Anna melts into bed, and Wes slips her clothes off, flinging her panties onto a blade of the slowly spinning ceiling fan. There’s no talking. No words. Before anything starts, Anna’s already breathing heavily and flipping her hair around on the bed.
Wes is made of pleasure from his loins out to the tip of his tongue. He kisses Anna from her chin down to her breasts, to the ridge of her hipbone. He gathers himself for a moment and begins with his usual down there.
She’s up there doing her yoozh: moaning, head back, eyes closed. But it’s still not happening. Wes will not stop, though. He will not fail. He goes through the alphabet, for variety.

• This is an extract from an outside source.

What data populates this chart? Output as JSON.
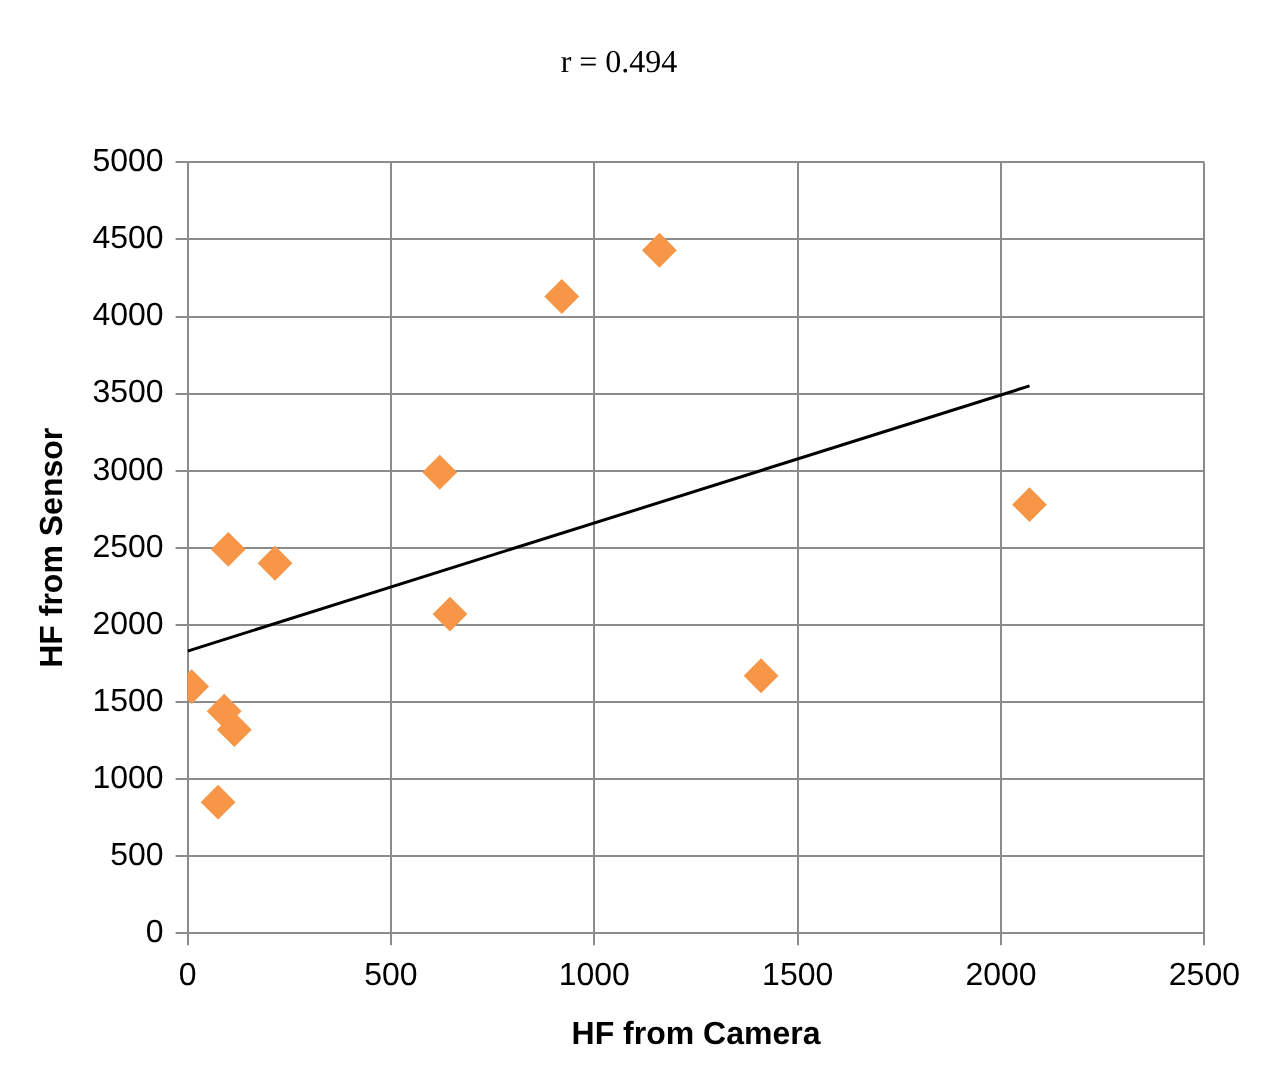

He traces I-LOVE-YOU. Anna touches his ears, tugging a little; she wants him to stop. She just wants sex. But Wes spells out: N-O. She lets go and moans again. Wes licks out the words. He lets go, too, finally, and traces it all on her pussetta stone. The letters, the words, the truth: I-DON’T-WANT-WHAT-YOU-WANT. Anna thrashes. I’M-NOT-THE-MAN-FOR-YOU. Her breath quickens. I-CHEATED. Anna grasps the sheets, twisting the fabric into nipples. I’M-LEAVING-YOU-ANNA-I’M-LEAVING-YOU. And Wes hears, at last, what he’s needed—that certain scream, that sweet release.